Anadolu Filarmoni Senfoni Orkestrası, “Anadolu Rapsodisi” ile geleneksel Mehter müziğini modern yorumlarla dünya sahnesine taşıyor.
Türkiye'nin zengin kültürel mirasını dünya sahnesine taşımak amacıyla kurulan Anadolu Filarmoni Senfoni Orkestrası, özel projesi “Anadolu Rapsodisi”ni müzikseverlerin beğenisine sundu.
Hollywood müzik dünyasından esinlenerek geleneksel Meteran ezgilerini modern yorumlarla harmanlayıp çağdaş bir müzik diliyle kamuoyuna sunan projenin tanıtımında, “Ceddin Deden” ve “Plevne Marşı” gibi geleneksel eserler yer alıyor. “Anadolu Rapsodisi” projesi kapsamında yeniden düzenlenen etkinlik, katılımcılarla buluştu.
Anadolu Filarmoni Senfoni Orkestrası'nın kurucusu Dr., Orion Yapım Project danışmanlığında gerçekleştirilen toplantıda Mehter'in hikayesine ilişkin bilgiler paylaştı. Ayhan Özel, şunları söyledi: “Osmanlı'da Mehter takımı Yeniçeri Ocağı'na bağlı bir gruptu. “Mehter müziği öncelikle askerlerin moral ve motivasyonunu arttırmayı, dinleyenlerin ise milli ve manevi duygularını güçlendirmeyi amaçlıyordu.”
“Mehteran askeri müziği tarih boyunca çeşitli şekillerde günümüze kadar gelmiştir. Anadolu Rapsodisi projemizde 4. Mehter kuşağının eserlerini 21. yüzyılın müzik formuna uygun bir tarzda besteleyip düzenledik. Dünyaca ünlü müzisyenlerle yaptığımız işbirlikleri sayesinde uluslararası bir müzikal seviyeye ulaştık, “Kaliteli bir stüdyo ortaya çıkardık” dedi.
'Yerel ve evrensel müzik arasında köprü'
Toplantıda proje hakkında bilgi veren Dr.
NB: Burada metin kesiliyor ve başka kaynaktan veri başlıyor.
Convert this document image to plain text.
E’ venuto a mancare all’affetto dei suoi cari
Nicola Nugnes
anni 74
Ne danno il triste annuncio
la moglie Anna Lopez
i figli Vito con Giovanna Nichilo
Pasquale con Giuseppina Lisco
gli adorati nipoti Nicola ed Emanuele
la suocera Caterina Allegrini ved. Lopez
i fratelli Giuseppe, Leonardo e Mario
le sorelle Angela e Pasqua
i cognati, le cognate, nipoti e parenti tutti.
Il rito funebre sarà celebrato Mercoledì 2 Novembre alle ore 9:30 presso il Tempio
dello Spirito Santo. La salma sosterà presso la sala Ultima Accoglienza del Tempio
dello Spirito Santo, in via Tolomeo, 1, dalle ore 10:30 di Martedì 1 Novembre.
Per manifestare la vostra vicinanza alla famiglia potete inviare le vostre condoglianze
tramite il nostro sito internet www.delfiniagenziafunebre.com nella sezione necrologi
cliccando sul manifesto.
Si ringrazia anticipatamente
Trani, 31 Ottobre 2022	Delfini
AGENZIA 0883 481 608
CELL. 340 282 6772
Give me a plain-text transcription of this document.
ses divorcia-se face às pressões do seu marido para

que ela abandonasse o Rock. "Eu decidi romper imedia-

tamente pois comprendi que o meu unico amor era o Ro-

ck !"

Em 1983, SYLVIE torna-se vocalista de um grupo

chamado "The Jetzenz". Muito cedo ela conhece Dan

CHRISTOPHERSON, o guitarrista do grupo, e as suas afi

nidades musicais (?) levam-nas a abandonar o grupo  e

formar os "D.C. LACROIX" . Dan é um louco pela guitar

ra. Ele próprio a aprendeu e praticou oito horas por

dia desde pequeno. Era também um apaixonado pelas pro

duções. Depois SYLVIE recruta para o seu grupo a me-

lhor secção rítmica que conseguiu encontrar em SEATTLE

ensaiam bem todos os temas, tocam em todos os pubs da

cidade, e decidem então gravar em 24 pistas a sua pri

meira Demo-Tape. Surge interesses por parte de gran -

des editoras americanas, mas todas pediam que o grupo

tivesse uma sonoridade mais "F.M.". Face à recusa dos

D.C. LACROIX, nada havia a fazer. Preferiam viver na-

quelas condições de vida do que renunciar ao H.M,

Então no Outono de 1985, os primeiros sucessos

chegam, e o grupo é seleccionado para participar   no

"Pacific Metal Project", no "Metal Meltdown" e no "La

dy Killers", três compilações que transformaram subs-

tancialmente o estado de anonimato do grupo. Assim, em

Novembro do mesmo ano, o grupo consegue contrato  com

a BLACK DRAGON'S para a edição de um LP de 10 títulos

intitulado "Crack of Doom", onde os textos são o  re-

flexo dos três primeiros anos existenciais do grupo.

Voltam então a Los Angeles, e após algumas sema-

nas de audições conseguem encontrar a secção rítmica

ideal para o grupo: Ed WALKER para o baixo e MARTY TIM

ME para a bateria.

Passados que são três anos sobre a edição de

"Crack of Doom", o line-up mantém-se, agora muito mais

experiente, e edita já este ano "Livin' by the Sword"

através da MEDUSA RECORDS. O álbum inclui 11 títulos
Ayhan Özel, şunları söyledi: “2019 yılında başlayan ve yaklaşık 5 yıl süren Anadolu Rapsodisi projemiz ile Anadolu'nun çeşitli kültürel unsurlarını çoksesli bir biçimde kamuoyuna sunmayı amaçladık. bunları müziğin evrensel diliyle kaynaştırıyoruz. “Amacımız, Batı müziğinin çoksesli formunda icra edilen müziklerin yanı sıra Türk dünyasından bestecilerin eserlerine de yer vererek yerel ve evrensel müzik arasında bir köprü oluşturmaktı.”
“Anadolu Rapsodisi projemizde dünyanın farklı yerlerinden Hollywood film müziği projelerinde performans sergileyen birçok müzisyenle çalıştık. Projenin stüdyo kayıtlarını Nikola Petrov gibi uluslararası projeler üstlenen Bulgar Kayıt Stüdyosu Müzisyenleri'nde yaptık. , Vladislav Boyadzhiev, Ronan Scolard, Jeremy Leidhecker projemizde yer aldı” dedi.